What do affordable cars in Kenya and ultra wide band wireless chips have in common?
Pioneers of both were here with us today, helping shape and advise the teams with another superb day of mentors. Our mentor lineup included Jack Lang, Joel Jackson, Tracy Scribner, Tacis Gavoyannis, Phil Catterall, Andrey Kessel, Adil Mohammed, and Richard Newton, and their mix of experience made the day especially interesting.
'You were the highlight of my week', I heard one team say to Tacis as they were leaving the sessions, and other teams were buzzing about the mentors they clicked with particularly well. Once this week is complete, mentors and teams will start to narrow down who they buddy up with, as it would be rather permiscuous to speed date indefinitely.

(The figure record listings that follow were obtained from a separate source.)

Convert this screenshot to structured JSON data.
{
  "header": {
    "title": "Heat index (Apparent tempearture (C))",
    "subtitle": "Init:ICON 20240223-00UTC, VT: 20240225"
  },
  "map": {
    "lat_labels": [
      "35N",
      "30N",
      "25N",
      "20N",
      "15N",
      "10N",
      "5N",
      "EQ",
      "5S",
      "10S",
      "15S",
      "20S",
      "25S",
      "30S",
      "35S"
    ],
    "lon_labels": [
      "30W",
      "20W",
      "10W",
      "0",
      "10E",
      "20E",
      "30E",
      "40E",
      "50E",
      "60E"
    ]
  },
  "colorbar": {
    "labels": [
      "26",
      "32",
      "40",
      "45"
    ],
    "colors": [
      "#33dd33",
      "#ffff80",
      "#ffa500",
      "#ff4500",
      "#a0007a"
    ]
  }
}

In the afternoon, Dave Collins of Software Promotions very kindly joined us for a dual lesson on SEO and websites. First we covered how to drive more traffic to the website, and then crucially how to make more of that traffic convert to sales. Great excerpts included:
- You think about yourself quite differently than people look for you. Put time into researching appropriate keywords, look at your competitor's site and search terms, and optimise a page for only 1-2 keywords.
- Don't go too far in reassuring people because you'll only wind up scaring them (ie. smoke mask for safety in a hotel room will make someone worry more, not less). Best strategy is to offer a 30 day money back guarantee, no questions asked.
- Avoid long forms or registration details . If you start with a really small form, then you can email more Qs later and let people get back to you in their own time - you'd be surprised how much they open up to you later if you make it easy for them at the beginning.
- Converting web traffic is a lot like dating. Start with a smile, build up to a date, have some romance, and if you play your cards right you can get married and have children. There's an order to things, and you can't skip steps and start with a marriage proposal. At the same time, don't get stuck in small talk or you'll never get hitched.
There were many, many more lessons and hopefully teams can help each other avoid all '23 ways of getting it wrong'. Dave also bravely offered to be an SEO/web lifeline for teams over the next 10 weeks - braver than he realises - so everyone should have awesome sites by the end of July.
At 7pm the day was far from complete, with two evening events still to come. I managed to briefly attend a formal ideaSpace event, where we had a photo-filled Springboard poster on display, and had some speedy hello's with a room of terrific people. Cambridge Tech Meetup was also on, and Caroline represented us at the demos before we made it in greater numbers to the bar after-party.
Sounded like a fantastic mix of demos, from a fertility thermometer to a magical freebie app Magic Solver. We also downloaded Data Analyzer, a new app that anonymously analyses phone usage to help networks/manufacturers offer consumers better handsets and services based on real habits. Kudos to Daniel on his recent launch!
Looking at events on the horizon, we became an official venue for the Startup Lessons Learned 2011 Simulcast, wooo! We look forward to that this coming Monday - feel free to join us if you're in the Cambridge area - and plenty more packed into the next 48 hours before the weekend arrives.